Ces estimations interviennent dans un contexte régional marqué par une forte dépendance aux matières premières et par une sensibilité aux fluctuations des marchés internationaux de l’énergie. La Banque mondiale qualifie ces niveaux de reprise de prudents : ils traduisent davantage une consolidation que d’un décollage soutenu, alors que persistent des contraintes énergétiques, des pressions budgétaires et des incertitudes sur les prix du pétrole.

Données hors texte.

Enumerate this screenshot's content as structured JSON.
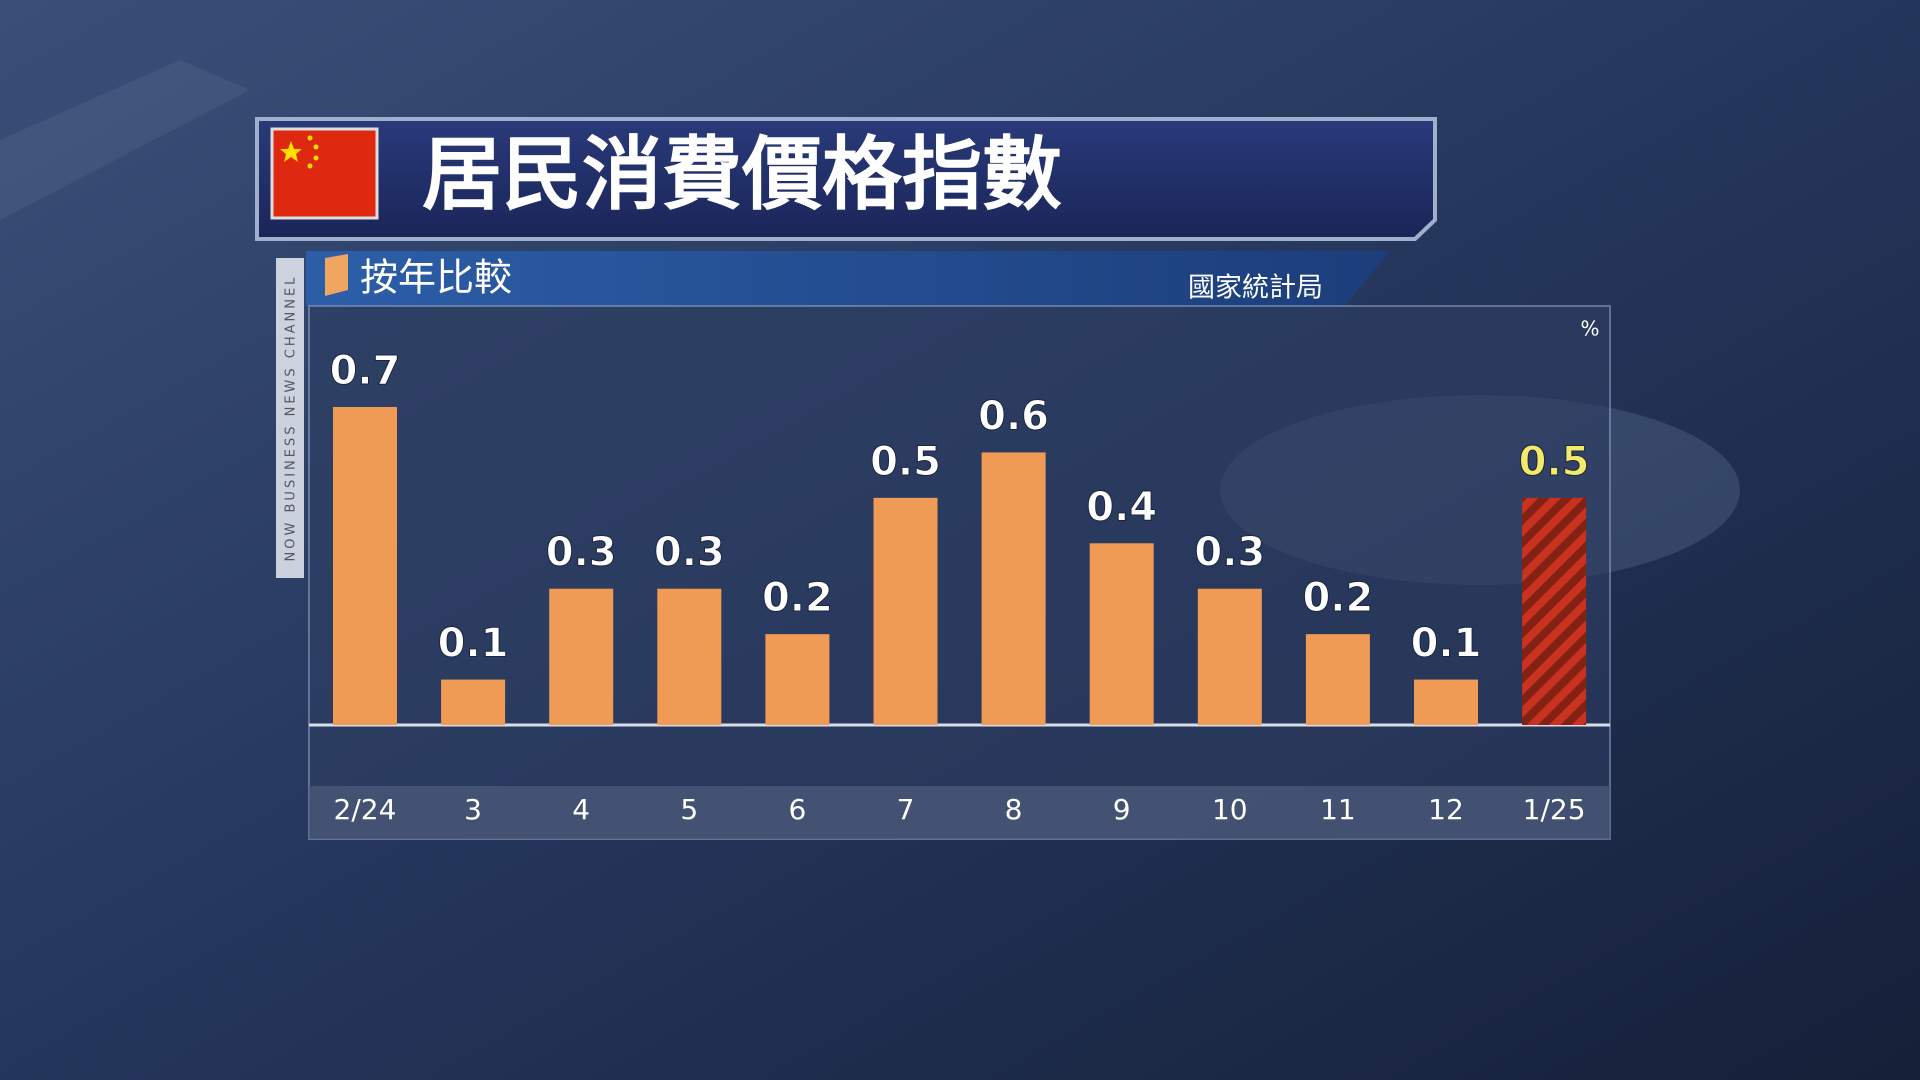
{
  "chart_data": {
    "type": "bar",
    "title": "居民消費價格指數",
    "subtitle": "按年比較",
    "source": "國家統計局",
    "unit": "%",
    "channel": "NOW BUSINESS NEWS CHANNEL",
    "categories": [
      "2/24",
      "3",
      "4",
      "5",
      "6",
      "7",
      "8",
      "9",
      "10",
      "11",
      "12",
      "1/25"
    ],
    "values": [
      0.7,
      0.1,
      0.3,
      0.3,
      0.2,
      0.5,
      0.6,
      0.4,
      0.3,
      0.2,
      0.1,
      0.5
    ],
    "colors": [
      "#ef9a55",
      "#ef9a55",
      "#ef9a55",
      "#ef9a55",
      "#ef9a55",
      "#ef9a55",
      "#ef9a55",
      "#ef9a55",
      "#ef9a55",
      "#ef9a55",
      "#ef9a55",
      "#c8321e"
    ],
    "label_colors": [
      "#ffffff",
      "#ffffff",
      "#ffffff",
      "#ffffff",
      "#ffffff",
      "#ffffff",
      "#ffffff",
      "#ffffff",
      "#ffffff",
      "#ffffff",
      "#ffffff",
      "#f3ea6a"
    ]
  }
}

Au Cameroun, l’institution internationale identifie plusieurs moteurs de la performance anticipée : une hausse de la production d’électricité et un renforcement des investissements publics et privés. L’inflation devrait, selon les projections, converger progressivement vers l’objectif régional de 3 % d’ici 2027. Néanmoins, la Banque mondiale note des vulnérabilités structurelles : l’épuisement progressif de certains gisements pétroliers menace les recettes hydrocarbonées et justifie une rationalisation des dépenses publiques afin de contenir un déficit budgétaire attendu autour de 1,7 % du PIB à moyen terme. Par ailleurs, la croissance par habitant resterait insuffisante pour réduire significativement la pauvreté, le nombre de personnes vivant sous le seuil de 3 dollars par jour en parité de pouvoir d’achat pouvant dépasser 8,3 millions d’ici 2027.

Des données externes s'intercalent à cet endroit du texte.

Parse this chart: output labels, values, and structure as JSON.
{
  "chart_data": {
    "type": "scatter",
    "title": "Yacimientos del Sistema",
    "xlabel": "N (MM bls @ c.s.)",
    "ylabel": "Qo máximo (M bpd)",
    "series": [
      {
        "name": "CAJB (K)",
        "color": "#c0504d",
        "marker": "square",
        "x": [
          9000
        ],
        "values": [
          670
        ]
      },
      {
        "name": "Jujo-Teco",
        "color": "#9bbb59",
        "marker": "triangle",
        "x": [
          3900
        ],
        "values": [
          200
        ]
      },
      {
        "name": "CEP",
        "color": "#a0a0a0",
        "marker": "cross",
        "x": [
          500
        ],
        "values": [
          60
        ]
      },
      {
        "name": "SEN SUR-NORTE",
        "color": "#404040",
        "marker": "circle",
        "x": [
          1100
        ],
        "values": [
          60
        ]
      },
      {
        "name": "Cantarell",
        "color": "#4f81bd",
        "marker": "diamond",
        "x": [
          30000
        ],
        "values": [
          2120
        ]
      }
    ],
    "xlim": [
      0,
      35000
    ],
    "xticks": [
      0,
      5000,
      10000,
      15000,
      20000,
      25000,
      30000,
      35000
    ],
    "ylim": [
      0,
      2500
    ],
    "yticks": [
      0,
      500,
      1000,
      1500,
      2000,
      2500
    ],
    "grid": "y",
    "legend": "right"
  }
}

Perspectives pays par pays

La République centrafricaine voit sa dynamique soutenue, selon la Banque mondiale, par une consommation publique et privée amplifiée par le cycle électoral et par des investissements liés au Plan national de développement 2024-2028. L’inflation devrait tendre vers la cible régionale et le déficit budgétaire diminuer progressivement grâce à des réformes de gestion des finances publiques. Malgré ces avancées, l’extrême pauvreté demeure élevée et les indicateurs sociaux restent fragiles.

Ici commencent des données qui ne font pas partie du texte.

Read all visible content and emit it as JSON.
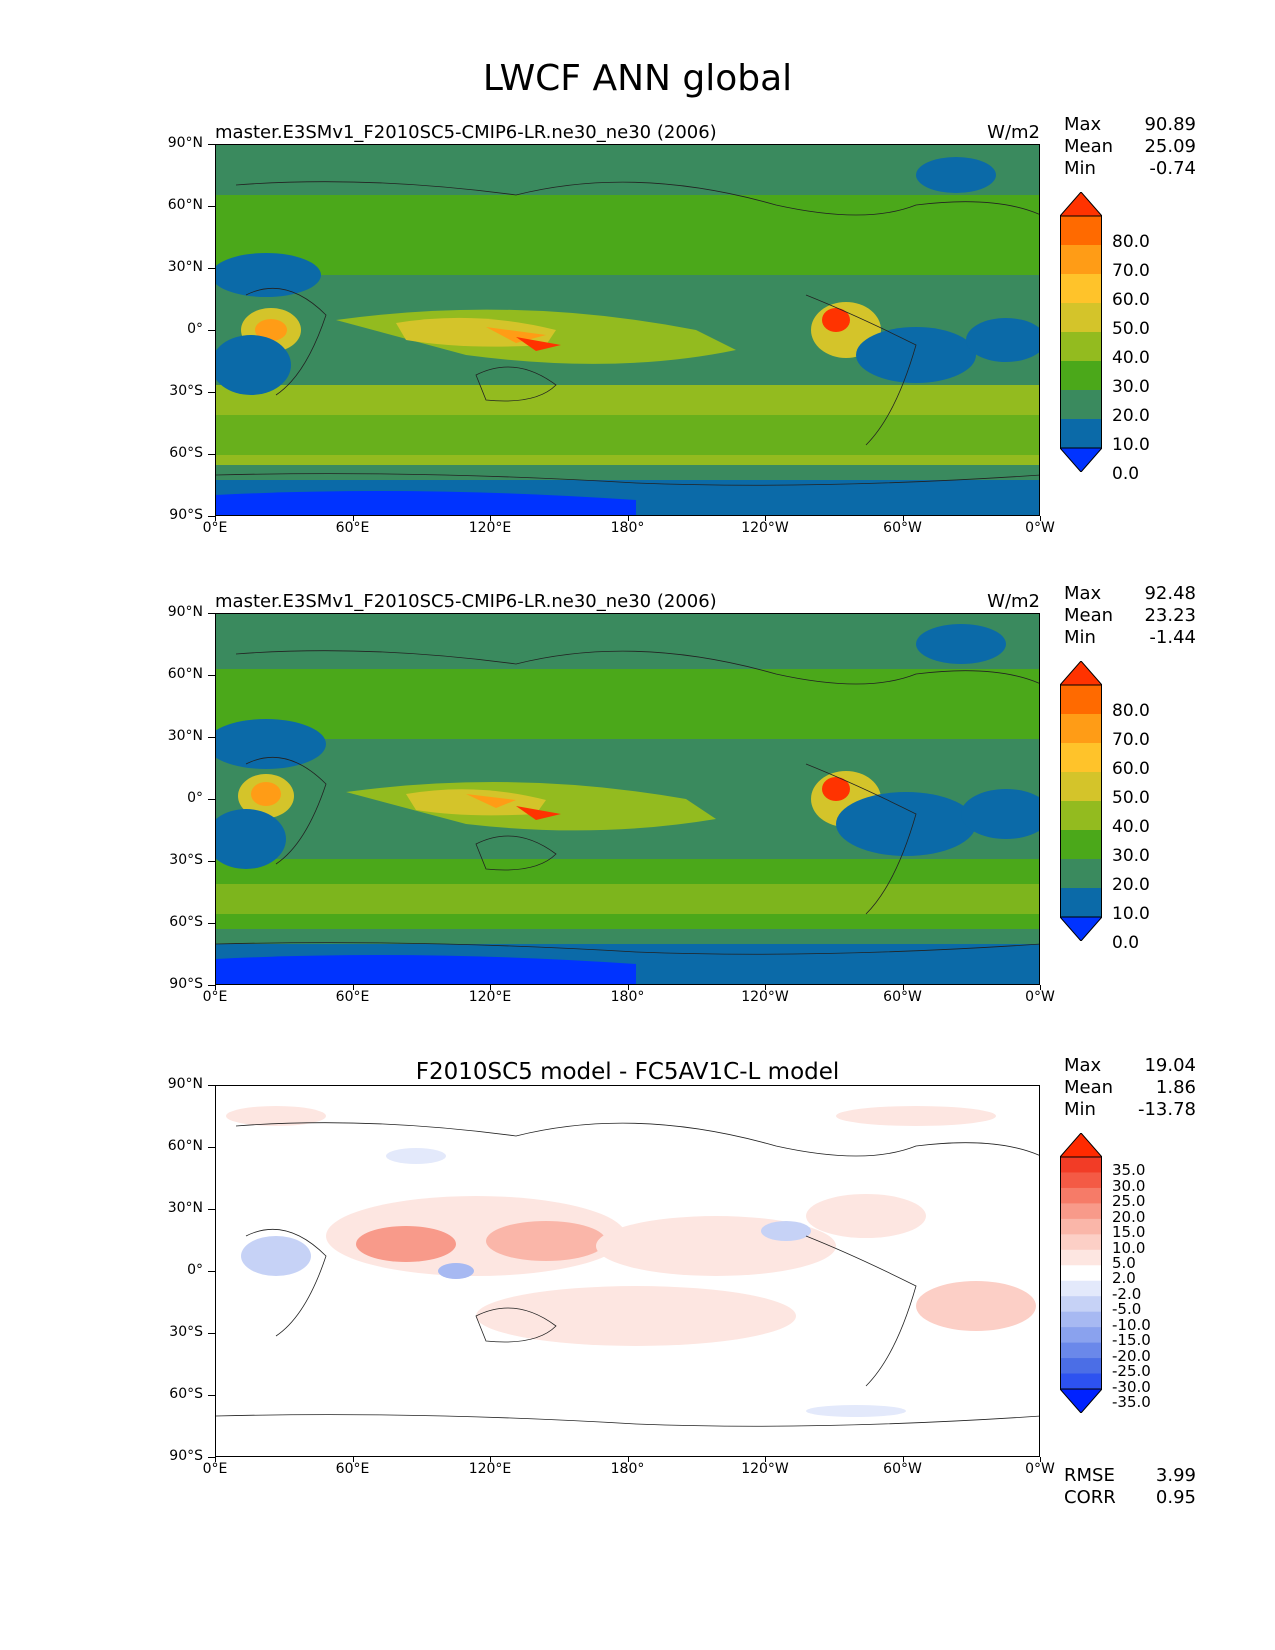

Au Congo, l’amélioration attendue de l’activité repose sur l’entretien et la revitalisation de certains champs pétroliers, sur une montée des ventes de gaz et sur la mise en service d’une nouvelle raffinerie privée. Ces facteurs contribueraient à une reprise sectorielle, tandis que le stock de dette publique pourrait reculer autour de 81 % du PIB grâce à des remboursements. Toutefois, la Banque mondiale signale des tensions de trésorerie et des perturbations énergétiques susceptibles de freiner la reprise.

Le Gabon devrait compenser en partie la baisse de production pétrolière dans des champs arrivés à maturité par une diversification graduelle de son économie : progression de la production de bois, de manganèse, d’huile de palme et de caoutchouc, et perspectives minières liées au démarrage de l’exploitation du minerai de fer de Belinga et à l’ouverture prochaine d’un nouveau gisement. Des projets de construction et le développement des services pourraient également soutenir l’activité. Malgré cela, la combinaison d’une baisse des recettes pétrolières et d’un niveau élevé de dépenses publiques laisserait un déficit budgétaire aux alentours de 4,6 % du PIB à l’horizon 2026-2027.

La Guinée équatoriale apparaît comme l’économie la plus fragile de la zone : la Banque mondiale prévoit une croissance très limitée pour 2026, autour de 0,4 %. La chute de la production d’hydrocarbures et l’érosion progressive des réserves pétrolières pèseraient sur les exportations et creuseraient le déficit du compte courant. Le solde budgétaire resterait négatif, estimé à environ 1,6 % du PIB, et l’économie conserverait une forte dépendance aux revenus pétroliers

Pour le Tchad, la projection retenue place la croissance à 3,7 % en 2026 selon la Banque mondiale. Aucun détail supplémentaire sur les facteurs sous-jacents à cette prévision n’est fourni dans le rapport cité.